第1回:「本コーナー開始にあたって:年金問題とSLAを考える」 ースクウェイブ 黒須 豊

第1回:「本コーナー開始にあたって:年金問題とSLAを考える」  ースクウェイブ 黒須 豊

掲載日:2004年6月30日
執筆者:株式会社スクウェイブ
代表取締役社長 黒須 豊

・さて、第1回目は主催者として何か徒然なるままに書いてみたいと思う。今現在の時事ネタから言うと、北朝鮮問題、イラク問題、または年金問題がホットな話題だろう。今回は年金問題について私なりの意見を述べてみたい。

・年金制度の疲弊状況は正に致命的と言える。こんな制度を作って運営して逃げてしまった責任者である当時の役人や政治家は、今生きているなら全員切腹すべきだと思うが、皆さんはどうお考えだろうか。
そもそも、私は年金が世代間の助け合いという発想自体が好きになれない。年金は、国民年金であれ、厚生年金であれ、将来の自分を助けてやるから、今は、現在の老人たちのために金を出せと言うわけである。

・社会的な助け合いの精神を否定する気はさらさらないが、この年金制度に関するかぎり、全く賛成できない保険制度だと感じている。その最たる理由は、自分で 掛け金を自由に調整する権利もなければ、払った額と受け取る額のバランスが悪いというよりも、ほとんど無関係なのではないかと思えてしまうほどひどい状況 にあるからである。

・この話は実はITの世界で言うところのSLA/M(Service Level Agreement/Management)に通じる話である。
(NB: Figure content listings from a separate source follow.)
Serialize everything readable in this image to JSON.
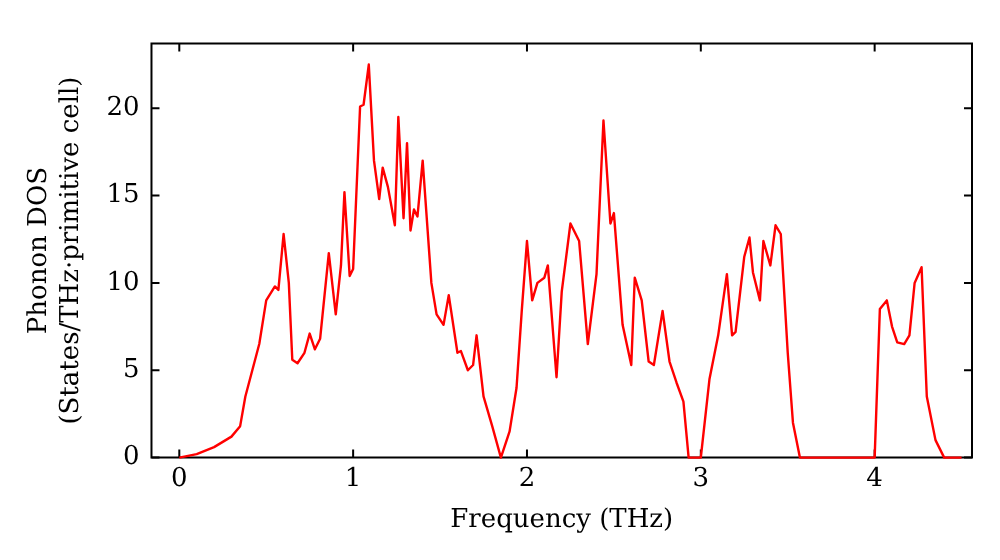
{
  "chart_data": {
    "type": "line",
    "xlabel": "Frequency (THz)",
    "ylabel": "Phonon DOS\n(States/THz·primitive cell)",
    "xlim": [
      -0.16,
      4.56
    ],
    "ylim": [
      0,
      23.7
    ],
    "xticks": [
      0,
      1,
      2,
      3,
      4
    ],
    "yticks": [
      0,
      5,
      10,
      15,
      20
    ],
    "grid": false,
    "legend": false,
    "marker": "none",
    "line_style": "solid",
    "x": [
      0,
      0.1,
      0.2,
      0.3,
      0.35,
      0.38,
      0.42,
      0.46,
      0.5,
      0.55,
      0.57,
      0.6,
      0.63,
      0.65,
      0.68,
      0.72,
      0.75,
      0.78,
      0.81,
      0.86,
      0.9,
      0.93,
      0.95,
      0.98,
      1.0,
      1.04,
      1.06,
      1.09,
      1.12,
      1.15,
      1.17,
      1.2,
      1.24,
      1.26,
      1.29,
      1.31,
      1.33,
      1.35,
      1.37,
      1.4,
      1.45,
      1.48,
      1.52,
      1.55,
      1.6,
      1.62,
      1.66,
      1.69,
      1.71,
      1.75,
      1.8,
      1.85,
      1.9,
      1.94,
      1.97,
      2.0,
      2.03,
      2.06,
      2.1,
      2.12,
      2.17,
      2.2,
      2.25,
      2.3,
      2.35,
      2.4,
      2.44,
      2.48,
      2.5,
      2.55,
      2.6,
      2.62,
      2.66,
      2.7,
      2.73,
      2.78,
      2.82,
      2.86,
      2.9,
      2.93,
      3.0,
      3.05,
      3.1,
      3.15,
      3.18,
      3.2,
      3.25,
      3.28,
      3.3,
      3.34,
      3.36,
      3.4,
      3.43,
      3.46,
      3.5,
      3.53,
      3.57,
      4.0,
      4.03,
      4.07,
      4.1,
      4.13,
      4.17,
      4.2,
      4.23,
      4.27,
      4.3,
      4.35,
      4.4,
      4.5
    ],
    "series": [
      {
        "color": "#ff0000",
        "values": [
          0,
          0.2,
          0.6,
          1.2,
          1.8,
          3.5,
          5,
          6.5,
          9,
          9.8,
          9.6,
          12.8,
          10,
          5.6,
          5.4,
          6,
          7.1,
          6.2,
          6.8,
          11.7,
          8.2,
          11,
          15.2,
          10.4,
          10.8,
          20.1,
          20.2,
          22.5,
          17,
          14.8,
          16.6,
          15.5,
          13.3,
          19.5,
          13.7,
          18,
          13,
          14.2,
          13.8,
          17,
          10,
          8.2,
          7.6,
          9.3,
          6,
          6.1,
          5,
          5.3,
          7,
          3.5,
          1.8,
          0,
          1.5,
          4,
          8.4,
          12.4,
          9,
          10,
          10.3,
          11,
          4.6,
          9.5,
          13.4,
          12.4,
          6.5,
          10.5,
          19.3,
          13.4,
          14,
          7.6,
          5.3,
          10.3,
          9,
          5.5,
          5.3,
          8.4,
          5.5,
          4.3,
          3.2,
          0,
          0,
          4.5,
          7,
          10.5,
          7,
          7.2,
          11.5,
          12.6,
          10.6,
          9,
          12.4,
          11,
          13.3,
          12.8,
          6,
          2,
          0,
          0,
          8.5,
          9,
          7.5,
          6.6,
          6.5,
          7,
          10,
          10.9,
          3.5,
          1,
          0,
          0
        ]
      }
    ]
  }
}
受けるサービスのレベルに応じて支払うサービスの金額が変わることは誰もが異論はないだろう。問題は、そのレベルも受けているサービスも明確に見えない場合である。つまり、受けるサービスとその対価の妥当性が見えないのである。
年金も、正に支払う額と将来自分が受けるサービスの妥当性が見えないのである。さらに年金の場合は、自分が支払う額さえも自分では決められないだけでなく、さらに建前上は任意に途中でやめることすらできないのであるから呆れてしまう。本来、毎月いくら掛け金を支払うと将来いくら受け取れるのかを明示した上で国民に掛け金を決定させるべきである。
厚生年金で言えば、給与が増えると勝手に年金額まで増やすのではなく、増えた給与の中からどれくらいを年金に回すのか、あるいは、現在の生活向上のために使用するのかを、国民に決定させるべきである。

・ところで、SLAはStatic Level Agreementになってはいけないと再三警告してきている。つまり、現在の約束だけ守ってもらっても特にアウトソーシングのような長期の契約においては、時代の進化につれてサービスの内容が陳腐化してしまうからである。言うまでもなく時代の進化に対応してくれないプロバイダーは淘汰されるべきである。 ユーザーは、いつでも時代のTop-of-Breedのプロバイダーを選びなおす権利を常に留保すべきなのである。

・私は是非社会保険庁に年金のSLAを国民と結ぶことを提案したい。その内容は言うまでもなく明確に見えなければならない。また、契約は任意にサービスレベルを国民が選択できなければならない。もし、将来社会保険庁が時代の進化に対応できないならば、国民は別のプロバイダーを選択する権利を留保する。政治家には、是非、そんな年金制度を提案・構築して頂きたいものである。